Figure 5.. Ultrafast endocytosis in cortical synapses of acute human brain slices.

(A) Low magnification overview of acute human neocortical slice visualized with zap-and-freeze EM (from a slice frozen 10 sec post-electric field stimulation). Axons with pearled morphologies are highlighted as panels (i and ii), along with an example of a synapse (iii). (B) Example electron micrographs showing uncoated endocytic pits (black arrowheads) and putative large endocytic vesicles (LEV) and endosomes (black arrows) at the indicated time points in acute brain slices from n=4 humans. Electrophysiological confirmation of human brain slice electrical viability in Figure S8. More example TEM images provided in Figure S9. (C) Plots showing the increase in number of each endocytic structure per synaptic profile after a single stimulus. Data are presented as mean ± SEM. CCP: clathrin-coated pits. See Data Table S1 for n values and detailed numbers for each time point. (D) Plot showing the distance distribution of putative uncoated endocytic pits from the edge of an active zone 100 ms post-stimulus in acute neocortical slices from n=4 humans. Data are presented as median ± 95% confidence interval. Each dot represents a pit.

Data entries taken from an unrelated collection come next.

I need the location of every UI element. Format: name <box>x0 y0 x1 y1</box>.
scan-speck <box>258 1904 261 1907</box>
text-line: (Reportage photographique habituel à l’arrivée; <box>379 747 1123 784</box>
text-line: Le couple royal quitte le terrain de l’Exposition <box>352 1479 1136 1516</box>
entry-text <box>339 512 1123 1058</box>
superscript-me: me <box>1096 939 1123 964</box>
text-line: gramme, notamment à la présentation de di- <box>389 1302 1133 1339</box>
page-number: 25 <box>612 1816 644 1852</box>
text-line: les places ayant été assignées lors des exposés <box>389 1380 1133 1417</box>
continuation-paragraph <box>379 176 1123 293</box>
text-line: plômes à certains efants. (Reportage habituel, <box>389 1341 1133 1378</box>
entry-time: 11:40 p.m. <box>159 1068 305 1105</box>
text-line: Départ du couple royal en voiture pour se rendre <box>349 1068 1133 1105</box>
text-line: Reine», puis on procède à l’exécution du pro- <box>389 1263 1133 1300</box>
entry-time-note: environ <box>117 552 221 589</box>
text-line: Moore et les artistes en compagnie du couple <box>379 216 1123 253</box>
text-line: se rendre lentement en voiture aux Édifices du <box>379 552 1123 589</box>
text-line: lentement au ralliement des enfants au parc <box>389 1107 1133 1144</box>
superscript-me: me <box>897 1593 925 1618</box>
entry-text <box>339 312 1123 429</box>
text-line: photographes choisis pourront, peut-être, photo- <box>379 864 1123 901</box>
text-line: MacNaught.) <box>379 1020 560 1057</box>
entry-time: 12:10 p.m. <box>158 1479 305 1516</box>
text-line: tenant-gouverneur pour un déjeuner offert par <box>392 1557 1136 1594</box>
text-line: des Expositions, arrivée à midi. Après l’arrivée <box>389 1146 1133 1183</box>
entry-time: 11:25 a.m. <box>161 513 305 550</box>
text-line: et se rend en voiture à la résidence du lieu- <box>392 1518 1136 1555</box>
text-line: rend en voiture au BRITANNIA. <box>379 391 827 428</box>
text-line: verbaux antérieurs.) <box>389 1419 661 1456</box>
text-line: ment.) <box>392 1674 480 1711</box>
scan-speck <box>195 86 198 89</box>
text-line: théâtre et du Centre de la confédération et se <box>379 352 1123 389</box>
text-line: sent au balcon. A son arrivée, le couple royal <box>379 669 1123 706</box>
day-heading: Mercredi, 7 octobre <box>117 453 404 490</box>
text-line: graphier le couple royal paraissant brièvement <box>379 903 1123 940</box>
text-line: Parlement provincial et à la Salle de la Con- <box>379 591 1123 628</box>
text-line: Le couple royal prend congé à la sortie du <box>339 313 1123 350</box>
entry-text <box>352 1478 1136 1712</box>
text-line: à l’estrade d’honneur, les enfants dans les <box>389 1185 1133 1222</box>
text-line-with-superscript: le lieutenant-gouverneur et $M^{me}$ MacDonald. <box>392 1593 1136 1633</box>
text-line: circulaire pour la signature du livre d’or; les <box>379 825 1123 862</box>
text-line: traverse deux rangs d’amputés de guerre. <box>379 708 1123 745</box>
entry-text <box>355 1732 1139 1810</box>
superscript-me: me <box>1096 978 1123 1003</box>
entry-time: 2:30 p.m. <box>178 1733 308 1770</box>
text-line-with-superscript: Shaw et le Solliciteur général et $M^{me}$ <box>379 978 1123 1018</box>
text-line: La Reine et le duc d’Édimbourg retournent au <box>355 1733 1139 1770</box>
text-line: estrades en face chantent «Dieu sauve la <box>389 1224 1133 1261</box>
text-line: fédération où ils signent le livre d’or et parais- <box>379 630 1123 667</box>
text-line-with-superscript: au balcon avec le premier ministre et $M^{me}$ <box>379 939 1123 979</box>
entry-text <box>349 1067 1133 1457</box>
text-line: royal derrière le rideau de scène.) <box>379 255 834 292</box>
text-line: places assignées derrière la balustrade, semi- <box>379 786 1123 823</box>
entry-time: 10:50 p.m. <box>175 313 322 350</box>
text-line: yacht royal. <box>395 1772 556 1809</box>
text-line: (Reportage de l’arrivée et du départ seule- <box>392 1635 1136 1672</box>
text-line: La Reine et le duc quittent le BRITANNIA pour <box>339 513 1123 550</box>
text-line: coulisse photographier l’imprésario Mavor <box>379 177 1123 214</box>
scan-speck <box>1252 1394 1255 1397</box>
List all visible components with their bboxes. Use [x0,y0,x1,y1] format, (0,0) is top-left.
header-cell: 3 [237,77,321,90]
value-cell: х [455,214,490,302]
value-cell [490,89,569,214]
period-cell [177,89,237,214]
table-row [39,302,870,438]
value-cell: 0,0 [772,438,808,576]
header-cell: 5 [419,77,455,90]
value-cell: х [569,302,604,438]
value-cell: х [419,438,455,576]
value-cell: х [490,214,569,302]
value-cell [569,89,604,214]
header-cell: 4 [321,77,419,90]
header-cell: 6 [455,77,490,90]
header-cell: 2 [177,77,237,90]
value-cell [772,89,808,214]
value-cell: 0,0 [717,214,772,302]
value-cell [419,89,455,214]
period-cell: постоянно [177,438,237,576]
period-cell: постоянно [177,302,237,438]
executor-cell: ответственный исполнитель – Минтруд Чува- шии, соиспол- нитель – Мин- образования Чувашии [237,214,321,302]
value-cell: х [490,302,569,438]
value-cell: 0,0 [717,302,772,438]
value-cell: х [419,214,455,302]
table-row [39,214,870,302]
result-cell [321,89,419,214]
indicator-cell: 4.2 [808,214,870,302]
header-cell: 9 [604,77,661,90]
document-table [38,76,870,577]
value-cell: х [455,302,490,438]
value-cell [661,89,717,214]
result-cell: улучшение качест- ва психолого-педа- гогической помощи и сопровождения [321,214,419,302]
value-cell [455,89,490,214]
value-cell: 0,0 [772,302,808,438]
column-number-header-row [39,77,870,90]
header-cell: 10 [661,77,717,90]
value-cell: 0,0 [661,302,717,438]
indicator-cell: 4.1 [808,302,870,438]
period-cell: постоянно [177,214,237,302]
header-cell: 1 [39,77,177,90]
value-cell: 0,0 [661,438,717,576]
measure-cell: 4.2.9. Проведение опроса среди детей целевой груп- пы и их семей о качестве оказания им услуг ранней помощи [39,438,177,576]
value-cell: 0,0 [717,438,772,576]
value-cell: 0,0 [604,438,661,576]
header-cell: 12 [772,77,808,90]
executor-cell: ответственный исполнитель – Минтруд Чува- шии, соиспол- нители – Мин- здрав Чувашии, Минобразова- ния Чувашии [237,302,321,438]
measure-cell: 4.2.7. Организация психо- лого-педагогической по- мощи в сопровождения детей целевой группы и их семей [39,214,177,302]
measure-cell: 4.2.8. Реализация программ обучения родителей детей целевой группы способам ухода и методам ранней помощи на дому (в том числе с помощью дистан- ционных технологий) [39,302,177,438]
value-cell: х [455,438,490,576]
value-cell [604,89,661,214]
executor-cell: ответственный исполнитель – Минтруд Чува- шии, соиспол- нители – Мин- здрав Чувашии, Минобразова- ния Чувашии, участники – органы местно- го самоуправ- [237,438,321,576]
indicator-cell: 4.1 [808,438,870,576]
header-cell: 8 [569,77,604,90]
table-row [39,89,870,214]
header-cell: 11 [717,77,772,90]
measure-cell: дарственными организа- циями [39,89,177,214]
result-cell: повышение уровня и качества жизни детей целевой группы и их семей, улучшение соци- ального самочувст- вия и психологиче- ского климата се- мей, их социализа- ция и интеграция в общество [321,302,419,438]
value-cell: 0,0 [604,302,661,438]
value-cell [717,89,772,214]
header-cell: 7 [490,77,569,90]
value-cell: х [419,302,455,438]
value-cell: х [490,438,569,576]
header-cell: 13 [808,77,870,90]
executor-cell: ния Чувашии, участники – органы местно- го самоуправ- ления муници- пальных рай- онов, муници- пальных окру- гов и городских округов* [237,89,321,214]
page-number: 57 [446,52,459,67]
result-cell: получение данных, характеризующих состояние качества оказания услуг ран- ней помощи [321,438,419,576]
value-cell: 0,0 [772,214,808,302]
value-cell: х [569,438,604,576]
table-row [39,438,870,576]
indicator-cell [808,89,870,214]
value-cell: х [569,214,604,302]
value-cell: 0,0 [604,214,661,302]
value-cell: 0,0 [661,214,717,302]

Figure 6.. Uncoated pits in acute human cortical slices are activity-dependent and Dynasore-sensitive.

(A) Example electron micrographs showing endocytic pits (black arrowheads) and putative large endocytic vesicles (LEV) at the indicated time points in acute brain slices from n=2 humans (case 5 and 6), given: no drugs, tetrodotoxin (TTX), or Dynasore. (B) Plot of no drug versus TTX treated slices, comparing the increase in number of uncoated pits per synaptic profile, 100 ms after a single stimulus. Data are presented as mean ± SEM. (C) Plot of no drug versus Dynasore treated slices, comparing the increase in number of uncoated pits per synaptic profile, 1 s after a single stimulus. Data are presented as mean ± SEM. See Data Table S1 for n values and detailed numbers for each time point.

Figure 7.. Dyn1xA clusters in human excitatory synapses.

(A) Line scan profiles from side view synapses. The median and 95% confidence interval are shown for n=3 humans; see Data Table S1 for specific n values. Dotted line indicates center-line at x=0. (B) Violin plots of individual fluorescence signal peak distances from the center-line obtained from a band line scan across side view synapses. The median and 95% confidence interval are shown for n=3 humans, each dot represents a signal peak over a set threshold value >0.5. Dotted line indicates center-line at y=0. (C) Example STED images of endogenous Dyn1xA localizations (white arrowheads) in top view synapses from cortical regions of acute brain slices from n=3 humans. Scale bar: 300 nm. More example STED images provided in Figure S11. (D) The distribution of Dyn1xA puncta relative to the active zone edge, defined by Bassoon, analyzed in top view synapse images. Shaded region indicates area inside the active zone. See Data Table S1 for specific n values. (E) Cumulative plot of data presented in (D).